According to security vendor Kaspersky, while tracking the Trojan Triada, which was previously found to be pre-installed in low-priced Android devices, it further discovered a firmware-level backdoor called "Keenadu" that has infected a large number of devices worldwide and is designed to run deep into the bottom layer of the Android system without the user's knowledge.

Kaspersky said that Keenadu appears in the firmware of many (mostly unnamed) brands of Android tablets, and its implantation method is similar to Triada: during the firmware binary construction phase, the malicious static library is quietly linked with the system library libandroid_runtime.so, thus completing the "pre-embedded" before the device leaves the factory. After the device is started, the malicious library will be injected into the Zygote process; since Zygote is the key "root" process in the Android system to incubate subsequent system and application processes, the backdoor can run along with various applications launched by the user or the system, achieving deeper and wider persistence.

The backdoor adopts a multi-stage architecture, allowing the operator to remotely control the infected device with "almost unrestricted" control, and can deliver different malicious payloads to perform multiple tasks. Among the observed capabilities, the payload can be tampered with browser search engines, monetize by promoting new application installations, conduct more covert advertising interactions, etc. At the same time, researchers also found that its traces have appeared in applications distributed through Google Play, Xiaomi GetApps, and third-party application warehouses.

As far as the source is concerned, Kaspersky stated that it is currently unable to determine the initial release point.

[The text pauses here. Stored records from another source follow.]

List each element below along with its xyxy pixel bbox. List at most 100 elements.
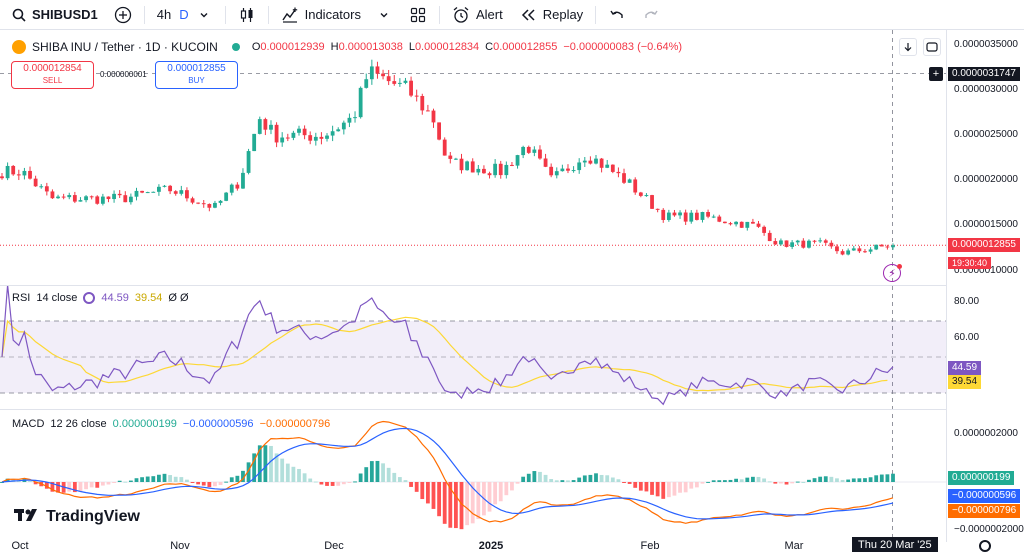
lightning-icon[interactable]: ⚡ [883,264,902,282]
candle-body [392,81,397,84]
candle-body [229,184,234,193]
candle-body [879,244,884,247]
chevron-down-icon[interactable] [195,6,213,24]
candle-body [829,242,834,247]
candle-body [812,240,817,242]
sell-button[interactable]: 0.000012854 SELL [11,61,94,89]
macd-hist-bar [885,474,890,482]
alert-button[interactable]: Alert [444,0,511,30]
candle-body [67,195,72,198]
candle-body [381,73,385,77]
low-label: L [408,41,415,53]
macd-hist-bar [386,467,391,482]
candle-body [767,232,772,242]
close-label: C [485,41,494,53]
macd-hist-bar [162,473,167,482]
macd-hist-bar [756,476,761,482]
macd-hist-bar [599,474,604,482]
candle-body [476,168,481,173]
candle-body [425,110,430,112]
x-axis-label: Feb [640,540,660,552]
collapse-button[interactable] [899,38,917,56]
macd-hist-bar [762,478,767,482]
macd-hist-bar [605,475,610,482]
macd-hist-bar [610,477,615,482]
maximize-button[interactable] [923,38,941,56]
candle-body [874,244,879,250]
macd-hist-bar [582,475,587,482]
interval-d[interactable]: D [179,7,189,22]
rsi-scale-label: 60.00 [954,332,980,343]
interval-selector[interactable]: 4h D [149,0,221,30]
pane-divider-rsi[interactable] [0,285,946,286]
candle-body [605,164,610,168]
spread-value: 0.000000001 [100,70,147,79]
candle-body [140,190,144,193]
candle-body [403,80,408,83]
symbol-search[interactable]: SHIBUSD1 [0,0,106,30]
candle-body [330,131,335,136]
candle-body [835,246,839,252]
macd-hist-bar [538,471,542,482]
sell-price: 0.000012854 [23,63,82,74]
candle-body [61,196,66,198]
macd-hist-bar [801,481,806,483]
candle-body [493,163,498,176]
macd-hist-bar [257,445,262,482]
macd-hist-bar [369,461,374,482]
macd-hist-bar [140,477,144,482]
candle-body [341,122,346,130]
candle-body [863,251,867,253]
chart-type-button[interactable] [230,0,264,30]
price-scale-label: 0.0000035000 [954,39,1018,50]
candle-body [801,240,806,248]
candle-body [257,119,262,134]
redo-icon [642,6,660,24]
macd-hist-bar [807,479,811,482]
candle-body [622,173,626,183]
replay-button[interactable]: Replay [511,0,591,30]
candle-body [465,161,470,171]
macd-hist-bar [319,482,324,485]
rsi-scale-label: 80.00 [954,296,980,307]
undo-button[interactable] [600,0,634,30]
chevron-down-icon[interactable] [375,6,393,24]
top-toolbar: SHIBUSD1 4h D Indicators [0,0,1024,30]
macd-hist-bar [666,482,671,498]
main-legend: SHIBA INU / Tether · 1D · KUCOIN O 0.0000… [12,40,682,54]
macd-hist-bar [694,482,699,488]
buy-button[interactable]: 0.000012855 BUY [155,61,238,89]
add-alert-plus-icon[interactable]: + [929,67,943,81]
candle-body [123,195,128,203]
macd-hist-bar [302,473,307,482]
templates-button[interactable] [401,0,435,30]
candle-body [739,221,744,228]
pane-divider-macd[interactable] [0,409,946,410]
macd-line-value: −0.000000596 [182,418,254,430]
candle-body [274,124,279,143]
indicators-button[interactable]: Indicators [273,0,401,30]
tradingview-logo[interactable]: TradingView [14,508,140,526]
macd-hist-bar [594,473,598,482]
macd-hist-bar [745,477,750,482]
macd-hist-bar [229,477,234,482]
macd-hist-bar [487,482,492,512]
compare-button[interactable] [106,0,140,30]
candle-body [313,136,318,141]
macd-hist-bar [857,478,862,482]
candle-body [683,212,688,222]
candle-body [162,185,167,187]
settings-gear-icon[interactable] [979,540,991,552]
candle-body [297,128,301,133]
macd-hist-bar [67,482,72,492]
candle-body [672,212,677,216]
macd-line-tag: −0.000000596 [948,489,1021,503]
macd-hist-bar [151,476,156,482]
redo-button[interactable] [634,0,668,30]
rsi-ma-tag: 39.54 [948,375,982,389]
candle-body [246,151,251,173]
rsi-settings-icon[interactable] [83,292,96,304]
candle-body [610,164,615,172]
interval-4h[interactable]: 4h [156,7,172,22]
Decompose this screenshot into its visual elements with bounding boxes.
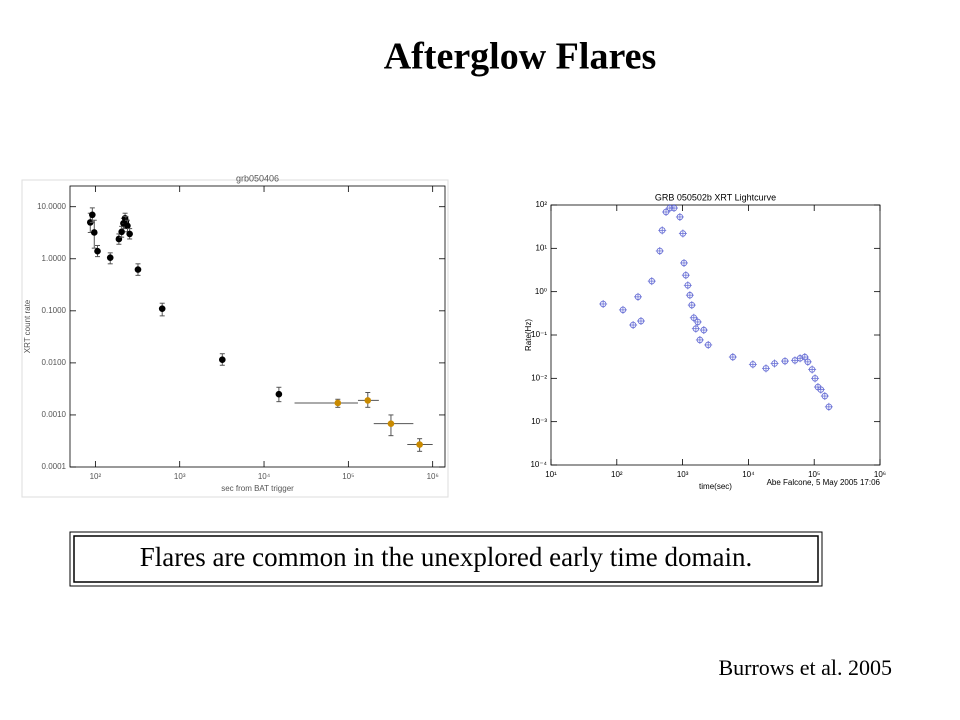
data-point xyxy=(90,229,98,236)
x-tick-label: 10² xyxy=(611,470,623,479)
citation: Burrows et al. 2005 xyxy=(718,655,892,680)
x-axis-label: sec from BAT trigger xyxy=(221,484,294,493)
data-point xyxy=(118,228,125,236)
x-tick-label: 10⁴ xyxy=(258,472,271,481)
data-point xyxy=(158,305,166,312)
y-tick-label: 10⁻² xyxy=(531,373,547,382)
data-point xyxy=(134,266,142,273)
data-point xyxy=(416,441,423,448)
footer: Abe Falcone, 5 May 2005 17:06 xyxy=(767,478,881,487)
x-tick-label: 10⁶ xyxy=(874,470,886,479)
y-tick-label: 10⁻⁴ xyxy=(530,460,547,469)
data-point xyxy=(219,356,226,364)
y-tick-label: 10.0000 xyxy=(37,202,66,211)
slide-title: Afterglow Flares xyxy=(384,36,657,78)
data-point xyxy=(275,390,283,398)
caption-box xyxy=(69,531,823,587)
data-point xyxy=(126,230,133,238)
data-point xyxy=(334,399,342,407)
chart-title: grb050406 xyxy=(236,173,279,183)
y-axis-label: Rate(Hz) xyxy=(524,319,533,351)
x-tick-label: 10⁴ xyxy=(742,470,755,479)
x-tick-label: 10⁵ xyxy=(808,470,820,479)
data-point xyxy=(94,247,101,255)
data-point xyxy=(106,254,114,261)
x-tick-label: 10⁶ xyxy=(427,472,439,481)
data-point xyxy=(387,420,395,427)
data-point xyxy=(364,397,372,404)
y-tick-label: 0.1000 xyxy=(42,306,67,315)
plot-frame xyxy=(550,204,881,466)
y-axis-label: XRT count rate xyxy=(23,299,32,353)
data-point xyxy=(89,211,96,219)
x-axis-label: time(sec) xyxy=(699,482,732,491)
chart-title: GRB 050502b XRT Lightcurve xyxy=(655,192,776,202)
y-tick-label: 10⁰ xyxy=(535,287,547,296)
x-tick-label: 10¹ xyxy=(545,470,557,479)
y-tick-label: 0.0100 xyxy=(42,358,67,367)
y-tick-label: 10⁻¹ xyxy=(531,330,547,339)
y-tick-label: 10² xyxy=(535,200,547,209)
caption-box-inner xyxy=(73,535,819,583)
x-tick-label: 10⁵ xyxy=(342,472,354,481)
y-tick-label: 1.0000 xyxy=(42,254,67,263)
y-tick-label: 0.0010 xyxy=(42,410,67,419)
data-point xyxy=(124,222,131,230)
y-tick-label: 0.0001 xyxy=(42,462,67,471)
x-tick-label: 10³ xyxy=(677,470,689,479)
y-tick-label: 10¹ xyxy=(535,243,547,252)
y-tick-label: 10⁻³ xyxy=(531,417,547,426)
x-tick-label: 10² xyxy=(90,472,102,481)
caption: Flares are common in the unexplored earl… xyxy=(140,542,753,572)
x-tick-label: 10³ xyxy=(174,472,186,481)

The more likely scenario is that attackers carried out intrusions at key stages of the supply chain of multiple Android tablets, allowing the malicious library to be written into the firmware before the products reached the market. The investigation also traced clues back to tablet manufacturer Alldocube: the manufacturer would publicly release firmware archives for security review, and Kaspersky used this information to further conduct correlation analysis.

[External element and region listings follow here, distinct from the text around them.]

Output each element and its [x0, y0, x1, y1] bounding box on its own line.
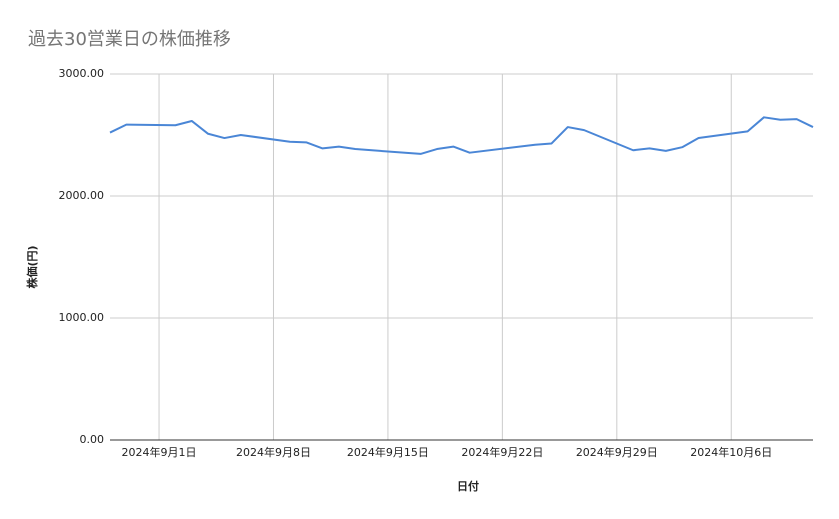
x-axis-title: 日付 — [457, 479, 479, 493]
chart-title: 過去30営業日の株価推移 — [28, 29, 231, 50]
x-tick-label: 2024年9月29日 — [576, 445, 658, 459]
line-series — [109, 116, 814, 155]
x-tick-label: 2024年9月1日 — [122, 445, 197, 459]
y-tick-label: 1000.00 — [59, 311, 105, 324]
x-tick-label: 2024年10月6日 — [690, 445, 772, 459]
x-tick-label: 2024年9月8日 — [236, 445, 311, 459]
x-tick-label: 2024年9月15日 — [347, 445, 429, 459]
y-tick-label: 2000.00 — [59, 189, 105, 202]
x-tick-label: 2024年9月22日 — [461, 445, 543, 459]
y-tick-label: 0.00 — [80, 433, 105, 446]
y-axis-title: 株価(円) — [25, 245, 39, 288]
y-tick-label: 3000.00 — [59, 67, 105, 80]
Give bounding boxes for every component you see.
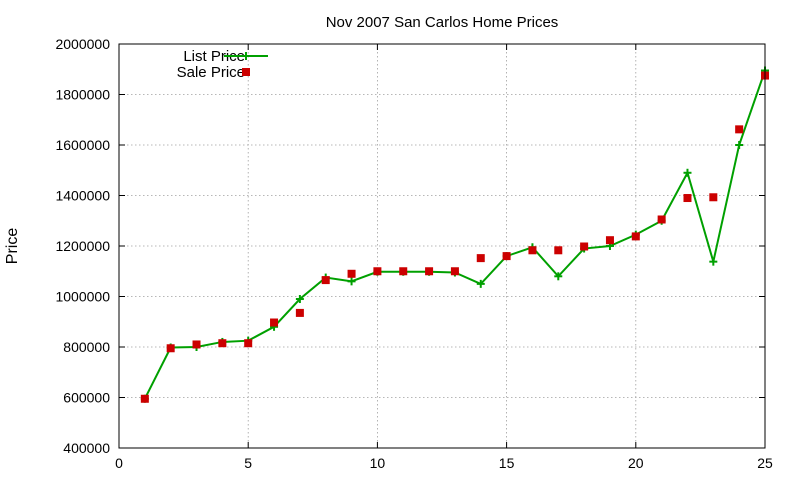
x-tick-label: 5 [244, 455, 252, 471]
sale-price-point [270, 318, 279, 327]
x-tick-label: 25 [757, 455, 773, 471]
y-tick-label: 400000 [63, 440, 110, 456]
grid-lines [119, 44, 765, 448]
y-tick-label: 800000 [63, 339, 110, 355]
x-tick-label: 15 [499, 455, 515, 471]
sale-price-point [321, 276, 330, 285]
sale-price-point [347, 269, 356, 278]
x-tick-label: 20 [628, 455, 644, 471]
sale-price-point [502, 252, 511, 261]
axis-ticks: 400000 600000 800000 1000000 1200000 1400000 1… [55, 36, 773, 471]
legend-label-list-price: List Price [183, 48, 245, 65]
list-price-point [735, 141, 744, 149]
y-tick-label: 1600000 [55, 137, 110, 153]
sale-price-point [192, 340, 201, 349]
sale-price-point [399, 267, 408, 276]
sale-price-point [218, 339, 227, 348]
sale-price-point [450, 267, 459, 276]
list-price-point [476, 279, 485, 288]
sale-price-point [580, 242, 589, 251]
sale-price-point [425, 267, 434, 276]
sale-price-point [166, 344, 175, 353]
sale-price-point [140, 394, 149, 403]
sale-price-point [476, 254, 485, 263]
y-tick-label: 1800000 [55, 87, 110, 103]
list-price-point [709, 257, 718, 266]
legend-marker-list-price [242, 52, 250, 60]
y-tick-label: 1200000 [55, 238, 110, 254]
list-price-point [554, 272, 563, 281]
chart-title: Nov 2007 San Carlos Home Prices [326, 14, 559, 31]
sale-price-point [735, 125, 744, 134]
sale-price-point [709, 193, 718, 202]
legend-marker-sale-price [242, 68, 250, 76]
sale-price-point [605, 236, 614, 245]
x-tick-label: 0 [115, 455, 123, 471]
legend-label-sale-price: Sale Price [177, 64, 245, 81]
y-tick-label: 2000000 [55, 36, 110, 52]
y-tick-label: 600000 [63, 390, 110, 406]
y-axis-label: Price [4, 228, 21, 265]
sale-price-point [244, 339, 253, 348]
list-price-point [683, 168, 692, 177]
x-tick-label: 10 [370, 455, 386, 471]
sale-price-point [528, 246, 537, 255]
sale-price-point [373, 267, 382, 276]
sale-price-point [631, 232, 640, 241]
list-price-point [295, 295, 304, 304]
sale-price-point [295, 308, 304, 317]
sale-price-point [657, 215, 666, 224]
sale-price-point [683, 194, 692, 203]
list-price-line [143, 70, 766, 400]
plot-border [118, 43, 766, 449]
series-layer [140, 66, 769, 403]
y-tick-label: 1400000 [55, 188, 110, 204]
y-tick-label: 1000000 [55, 289, 110, 305]
list-price-point [347, 277, 356, 286]
sale-price-point [554, 246, 563, 255]
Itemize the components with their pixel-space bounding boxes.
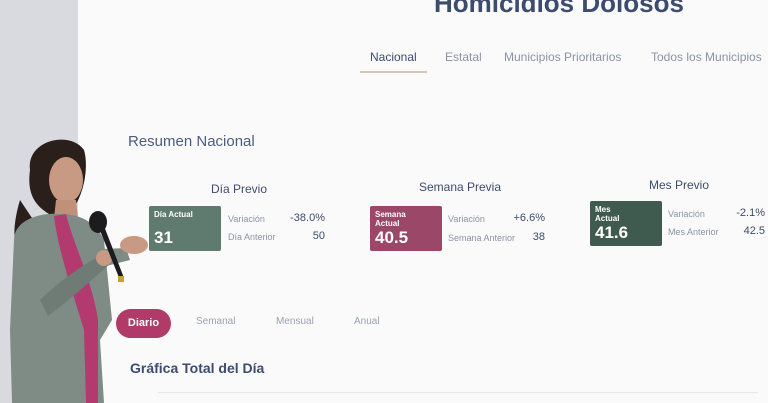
card-heading: Mes Previo	[648, 178, 710, 192]
box-label: Día Actual	[154, 210, 193, 219]
card-heading: Día Previo	[210, 182, 268, 196]
divider	[158, 392, 758, 393]
box-label: Mes Actual	[595, 205, 620, 223]
period-tab[interactable]: Mensual	[276, 316, 314, 327]
chart-title: Gráfica Total del Día	[130, 360, 265, 376]
box-value: 40.5	[375, 228, 409, 247]
presenter	[10, 139, 148, 403]
row-value: 50	[312, 230, 325, 242]
row-label: Semana Anterior	[448, 233, 516, 243]
stat-box: Mes Actual 41.6	[590, 201, 662, 246]
period-tab[interactable]: Semanal	[196, 316, 236, 327]
row-value: -38.0%	[290, 212, 325, 224]
row-value: -2.1%	[736, 207, 765, 219]
screen: Homicidios Dolosos Nacional Estatal Muni…	[78, 0, 768, 403]
box-value: 31	[154, 228, 173, 247]
stat-box: Semana Actual 40.5	[370, 206, 442, 251]
row-label: Día Anterior	[228, 232, 276, 242]
row-label: Mes Anterior	[668, 227, 719, 237]
card-heading: Semana Previa	[418, 180, 502, 194]
page-title: Homicidios Dolosos	[434, 0, 684, 18]
tab[interactable]: Estatal	[445, 50, 482, 64]
box-value: 41.6	[595, 223, 629, 242]
box-label: Semana Actual	[375, 210, 406, 228]
tab[interactable]: Todos los Municipios	[651, 50, 762, 64]
row-label: Variación	[448, 214, 485, 224]
period-tab[interactable]: Anual	[354, 316, 380, 327]
row-value: 38	[532, 231, 545, 243]
row-label: Variación	[228, 214, 265, 224]
section-title: Resumen Nacional	[128, 133, 255, 150]
row-label: Variación	[668, 209, 705, 219]
row-value: 42.5	[743, 225, 765, 237]
tab[interactable]: Nacional	[360, 50, 427, 73]
tab[interactable]: Municipios Prioritarios	[504, 50, 622, 64]
period-tab-active[interactable]: Diario	[116, 309, 171, 338]
stat-box: Día Actual 31	[149, 206, 221, 251]
row-value: +6.6%	[513, 212, 546, 224]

According to Kaspersky telemetry data, a total of 13,715 users worldwide are affected by Keenadu and one of its malicious modules. Countries with concentrated infections include Russia, Japan, Germany, Brazil and the Netherlands. Kaspersky has currently issued an early warning to relevant manufacturers and recommended that users install Android security updates as soon as possible after manufacturers push patches; the incident has once again highlighted that attackers are more frequently taking advantage of the complexity of Android's core architecture and security mechanisms to move malicious capabilities to system levels that are more difficult to detect and remove.